Databricks SQL Year in Review (Part I): AI-optimized Performance and Serverless Compute

Reinventing Data Warehousing using AI

Published: January 18, 2024

by Jeremy Lewallen, Gaurav Saraf, Mostafa Mokhtar, Kevin Clugage and Joe Harris

This is part 1 of a blog series where we look back at the major areas of progress for Databricks SQL in 2023, and in our first post we are focusing on performance. Performance for a data warehouse is important because it makes for a more responsive user experience and better price/performance, especially in the modern SaaS world where compute time drives cost. We have been working hard to deliver the next set of performance advancements for Databricks SQL while reducing the need for manual tuning through the use of AI.

AI-optimized Performance

Modern data warehouses are filled with workload-specific configurations that need to be manually tuned by a knowledgeable administrator on a continuous basis as new data, more users or new use cases come in. These "knobs" range from how data is physically stored to how compute is utilized and scaled. Over the past year, we have been applying AI to remove these performance and administrative knobs in alignment with Databricks' vision for a Data Intelligence Platform:

Serverless Compute is the foundation for Databricks SQL, providing the best performance with instant and elastic compute that lowers costs and enables you to focus on delivering the most value to your business rather than managing infrastructure.
Predictive I/O eliminates performance tuning like indexing by intelligently prefetching data using neural networks. It also achieves faster writes using merge-on-read techniques without performance tradeoffs. Early customers have benefited from a remarkable 35x improvement in point lookup efficiency, impressive performance boosts of 2-6x for MERGE operations and 2-10x for DELETE operations.
Automatic data layout intelligently optimizes file sizes to provide the best performance automatically based on query patterns. This self-manages cost and performance.
Results caching improves query result caching by using a two-tier system with a local cache and a persistent remote cache across all serverless warehouses in a workspace. These caching mechanisms are automatically managed based on the query requirements and available resources.
Predictive Optimization (public preview, blog) Databricks will seamlessly optimize file sizes and clustering by running OPTIMIZE, VACUUM, ANALYZE and CLUSTERING commands for you. With this feature, Anker Innovations benefited from a 2.2x boost to query performance while delivering 50% savings on storage costs.
Liquid Clustering (public preview, blog): automatically and intelligently adjusts the data layout as new data comes in based on clustering keys. This avoids over- or under-partitioning problems that can occur and results in up to 2.5x faster clustering relative to Z-order.

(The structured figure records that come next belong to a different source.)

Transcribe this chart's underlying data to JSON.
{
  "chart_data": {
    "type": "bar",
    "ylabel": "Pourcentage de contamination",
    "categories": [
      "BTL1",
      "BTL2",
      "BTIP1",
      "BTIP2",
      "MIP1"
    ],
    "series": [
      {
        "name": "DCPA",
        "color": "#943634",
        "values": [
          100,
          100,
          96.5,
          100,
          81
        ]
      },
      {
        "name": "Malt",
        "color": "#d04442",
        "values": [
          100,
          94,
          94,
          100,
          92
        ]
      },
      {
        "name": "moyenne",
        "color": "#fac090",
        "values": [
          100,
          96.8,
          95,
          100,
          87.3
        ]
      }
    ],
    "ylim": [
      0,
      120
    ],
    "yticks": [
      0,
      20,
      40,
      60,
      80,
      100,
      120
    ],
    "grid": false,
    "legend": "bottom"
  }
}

These innovations have enabled us to make significant advances in performance without increasing complexity for the user or costs.

Continued Class-leading Performance and Cost Efficiency for ETL Workloads

Databricks SQL has long been a frontrunner in terms of performance and cost efficiency for ETL workloads. Our investment in AI-powered features, such as Predictive IO, helps sustain that leadership position and enhance cost advantages as data volumes continue to grow. This is evident in our processing of ETL workloads where Databricks SQL has up to a 9x cost advantage vs. leading industry competition (see benchmark below).

Delivering Low-Latency Performance with Class-Leading Concurrency for BI

Databricks SQL now matches leading industry competition on low-latency query performance for smaller numbers of concurrent users (< 100) and has 9x better performance as the number of concurrent users grows to over one thousand (see benchmark below). Serverless compute will also start a warehouse in a few seconds right when needed, creating substantial cost savings that avoids running clusters all the time or performing manual shutdowns. When the workload demand lowers, SQL Serverless automatically downscales clusters or shuts down the warehouse to keep costs low.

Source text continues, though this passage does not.